La señora pensó más de lo que vio y, cual protagonista de la óperas de su esposo, estuvo a punto de caer verbalmente sobre mí, cuyo estado me llevó a una fugaz despedida y a desaparecer sin ser vista por el agujero de la cerradura, no sin ver que el divo retorcía su mano, miedoso de su reacción. Traspuesta, marché a mi casa y llamé a personas amigas que sabía podrían consolarme. A las dos en punto de la madrugada sonó mi teléfono, que no cogí yo (por eso hay testimonio). Era Plácido desde Viena para disculpar a su cónyuge y no a él mismo.
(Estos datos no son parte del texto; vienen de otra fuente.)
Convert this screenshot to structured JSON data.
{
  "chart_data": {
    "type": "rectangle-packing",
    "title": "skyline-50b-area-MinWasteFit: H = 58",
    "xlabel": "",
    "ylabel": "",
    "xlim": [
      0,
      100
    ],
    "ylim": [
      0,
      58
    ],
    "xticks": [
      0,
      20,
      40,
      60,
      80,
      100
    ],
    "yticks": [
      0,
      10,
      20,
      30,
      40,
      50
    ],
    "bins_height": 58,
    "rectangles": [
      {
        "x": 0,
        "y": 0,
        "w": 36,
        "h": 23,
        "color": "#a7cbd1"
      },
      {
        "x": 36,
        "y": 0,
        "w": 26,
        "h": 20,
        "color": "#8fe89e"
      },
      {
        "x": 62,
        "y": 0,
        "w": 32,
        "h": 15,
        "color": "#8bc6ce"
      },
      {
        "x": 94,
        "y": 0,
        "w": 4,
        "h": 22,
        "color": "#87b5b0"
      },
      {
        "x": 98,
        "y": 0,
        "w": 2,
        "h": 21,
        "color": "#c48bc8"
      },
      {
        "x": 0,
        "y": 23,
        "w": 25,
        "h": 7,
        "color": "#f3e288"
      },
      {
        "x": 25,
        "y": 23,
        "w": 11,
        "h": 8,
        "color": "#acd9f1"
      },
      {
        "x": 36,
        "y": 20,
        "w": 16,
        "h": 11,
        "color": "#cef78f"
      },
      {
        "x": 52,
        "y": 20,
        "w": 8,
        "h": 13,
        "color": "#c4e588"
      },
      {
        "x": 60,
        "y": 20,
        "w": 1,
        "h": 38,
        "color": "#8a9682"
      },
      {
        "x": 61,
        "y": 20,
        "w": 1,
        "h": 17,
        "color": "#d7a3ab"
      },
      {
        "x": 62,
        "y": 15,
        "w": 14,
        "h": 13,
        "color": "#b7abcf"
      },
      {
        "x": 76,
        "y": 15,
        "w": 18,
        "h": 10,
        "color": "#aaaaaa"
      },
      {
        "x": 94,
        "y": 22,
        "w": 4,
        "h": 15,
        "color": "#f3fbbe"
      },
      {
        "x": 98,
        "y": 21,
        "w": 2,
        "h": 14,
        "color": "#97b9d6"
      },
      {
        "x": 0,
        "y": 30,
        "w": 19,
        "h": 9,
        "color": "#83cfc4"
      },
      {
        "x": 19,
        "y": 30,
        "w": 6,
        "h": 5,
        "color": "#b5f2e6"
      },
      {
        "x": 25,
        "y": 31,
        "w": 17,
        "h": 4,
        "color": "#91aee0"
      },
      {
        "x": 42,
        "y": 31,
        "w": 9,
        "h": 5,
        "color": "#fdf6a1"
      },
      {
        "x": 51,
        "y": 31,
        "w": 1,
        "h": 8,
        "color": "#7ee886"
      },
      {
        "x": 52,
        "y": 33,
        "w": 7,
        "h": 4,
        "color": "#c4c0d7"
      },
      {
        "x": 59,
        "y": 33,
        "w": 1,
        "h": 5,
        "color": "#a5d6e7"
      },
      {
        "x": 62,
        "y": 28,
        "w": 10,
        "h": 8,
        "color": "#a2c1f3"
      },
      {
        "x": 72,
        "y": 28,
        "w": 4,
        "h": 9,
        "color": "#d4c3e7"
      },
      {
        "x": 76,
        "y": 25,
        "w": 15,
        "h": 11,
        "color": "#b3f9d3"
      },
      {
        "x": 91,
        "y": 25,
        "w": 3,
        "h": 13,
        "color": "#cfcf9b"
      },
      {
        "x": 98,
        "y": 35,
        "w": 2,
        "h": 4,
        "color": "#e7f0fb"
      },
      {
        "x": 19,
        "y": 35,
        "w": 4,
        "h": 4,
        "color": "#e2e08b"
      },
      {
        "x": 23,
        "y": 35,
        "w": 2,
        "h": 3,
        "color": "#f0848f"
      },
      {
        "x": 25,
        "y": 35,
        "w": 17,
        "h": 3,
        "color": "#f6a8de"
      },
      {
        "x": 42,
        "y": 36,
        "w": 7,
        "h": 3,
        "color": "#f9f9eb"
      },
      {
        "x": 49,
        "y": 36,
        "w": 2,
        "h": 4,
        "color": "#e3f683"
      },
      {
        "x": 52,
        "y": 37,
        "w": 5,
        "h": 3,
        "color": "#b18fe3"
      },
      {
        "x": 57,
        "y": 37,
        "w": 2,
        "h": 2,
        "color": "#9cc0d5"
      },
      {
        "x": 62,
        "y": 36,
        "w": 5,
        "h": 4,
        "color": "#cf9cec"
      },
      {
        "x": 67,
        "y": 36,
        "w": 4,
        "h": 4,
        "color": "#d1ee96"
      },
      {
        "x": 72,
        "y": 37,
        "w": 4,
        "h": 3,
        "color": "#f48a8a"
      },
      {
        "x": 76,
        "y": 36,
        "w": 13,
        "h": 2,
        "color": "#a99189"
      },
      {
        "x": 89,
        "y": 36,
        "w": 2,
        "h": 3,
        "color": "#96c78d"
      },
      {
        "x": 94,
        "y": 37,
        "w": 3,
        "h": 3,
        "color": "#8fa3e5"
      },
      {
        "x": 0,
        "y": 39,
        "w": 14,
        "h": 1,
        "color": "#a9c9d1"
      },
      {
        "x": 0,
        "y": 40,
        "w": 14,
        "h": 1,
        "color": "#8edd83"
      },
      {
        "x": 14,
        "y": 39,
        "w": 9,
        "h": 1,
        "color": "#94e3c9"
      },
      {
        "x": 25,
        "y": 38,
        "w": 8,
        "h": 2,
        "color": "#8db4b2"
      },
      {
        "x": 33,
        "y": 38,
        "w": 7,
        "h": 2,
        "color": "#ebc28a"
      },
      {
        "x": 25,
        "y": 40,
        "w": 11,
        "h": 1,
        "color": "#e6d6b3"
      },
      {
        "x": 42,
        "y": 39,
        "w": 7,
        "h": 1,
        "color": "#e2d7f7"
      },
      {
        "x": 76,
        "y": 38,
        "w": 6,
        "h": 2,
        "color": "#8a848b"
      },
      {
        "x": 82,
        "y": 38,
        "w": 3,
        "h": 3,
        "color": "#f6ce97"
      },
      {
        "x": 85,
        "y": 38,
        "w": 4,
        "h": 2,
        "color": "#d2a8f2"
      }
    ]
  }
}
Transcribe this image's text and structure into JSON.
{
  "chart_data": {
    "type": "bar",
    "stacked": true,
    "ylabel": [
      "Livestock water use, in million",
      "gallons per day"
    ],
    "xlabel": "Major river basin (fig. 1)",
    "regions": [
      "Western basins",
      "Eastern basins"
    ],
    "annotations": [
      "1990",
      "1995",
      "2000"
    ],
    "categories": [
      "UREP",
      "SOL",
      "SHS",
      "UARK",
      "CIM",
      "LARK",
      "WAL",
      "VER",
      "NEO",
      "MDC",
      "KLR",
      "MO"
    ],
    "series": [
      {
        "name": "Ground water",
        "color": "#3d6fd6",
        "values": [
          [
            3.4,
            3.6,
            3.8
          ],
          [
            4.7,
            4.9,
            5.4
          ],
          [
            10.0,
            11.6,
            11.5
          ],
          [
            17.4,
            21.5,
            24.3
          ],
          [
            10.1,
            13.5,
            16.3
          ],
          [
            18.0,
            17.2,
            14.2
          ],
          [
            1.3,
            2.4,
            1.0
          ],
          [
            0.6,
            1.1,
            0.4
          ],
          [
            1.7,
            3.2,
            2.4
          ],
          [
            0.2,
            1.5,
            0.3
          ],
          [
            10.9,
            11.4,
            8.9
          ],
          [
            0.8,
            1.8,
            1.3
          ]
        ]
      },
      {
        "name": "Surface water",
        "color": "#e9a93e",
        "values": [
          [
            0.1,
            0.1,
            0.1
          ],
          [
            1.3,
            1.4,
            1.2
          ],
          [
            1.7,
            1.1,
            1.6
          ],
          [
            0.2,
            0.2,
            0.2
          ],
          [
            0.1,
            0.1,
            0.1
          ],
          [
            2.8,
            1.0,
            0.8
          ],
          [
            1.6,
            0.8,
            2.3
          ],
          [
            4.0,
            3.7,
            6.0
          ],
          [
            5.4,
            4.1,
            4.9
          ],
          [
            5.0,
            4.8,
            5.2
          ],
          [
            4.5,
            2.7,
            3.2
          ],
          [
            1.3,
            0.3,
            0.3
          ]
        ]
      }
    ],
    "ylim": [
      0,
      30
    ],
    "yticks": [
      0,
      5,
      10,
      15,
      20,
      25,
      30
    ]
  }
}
Sin embargo mantenía la invitación.
No fui a Nueva York a pesar de que envió un boleto en primera, y no volví a verlo hasta un rodaje de El Barbero de Sevilla, durante los fastos del 92. Nada salió de su gran laringe mientras volvía a entrevistarle.
Para algunos de sus defensor@s todo son felonías inventadas por las feministas supremacistas, guarras, frígidas, lesbianas a la que solo nos obsesiona matar hombres, maltratarlos y luego esconder las penosas estadísticas. Muchas han sido las plumas del sector periodístico que lo han elevado a los altares, negando todo y no investigando nada, una de las funciones principales de los periodistas.
Ellas, las supuestas víctimas, utilizando lenguaje clásico para que no te metan una querella (no para mí y otras muchas) son una mentirosas, vampíricas de fama y hambre mediática. Y ya lo más, la gran pregunta: “¿Por qué lo dicen ahora y no entonces?”. El summum del cinismo social, moral y ético. Ellas todas a la hoguera y el tenor a los altares.
Y no. No es así. Sin caer en el tópico descolorido que impera en la gran patria del éxito patriarcal, mediante el cual los hombres están cada día más asustados ante nuestros avances que solo van dirigidos hacia su exterminación. Y por ello deben defenderse.
Verbigracia, he leído barbaridades tales como “para cuándo un Me too para ellos”. Indecente postulado, conociendo como conozco. tanto por mis experiencias como por las de millones de mujeres que ahora (sí, ahora) hemos denunciado lo que en los 80 no podíamos.
Ya es hora de que el miedo cambie de orilla.
Ya es hora de que los dioses de barro paguen por sus desmanes.
Ya es hora de que los cachorros del patriarcado tomen conciencia de que NO ES NO. Y SI TOCAN A UNA NOS TOCAN A TODAS.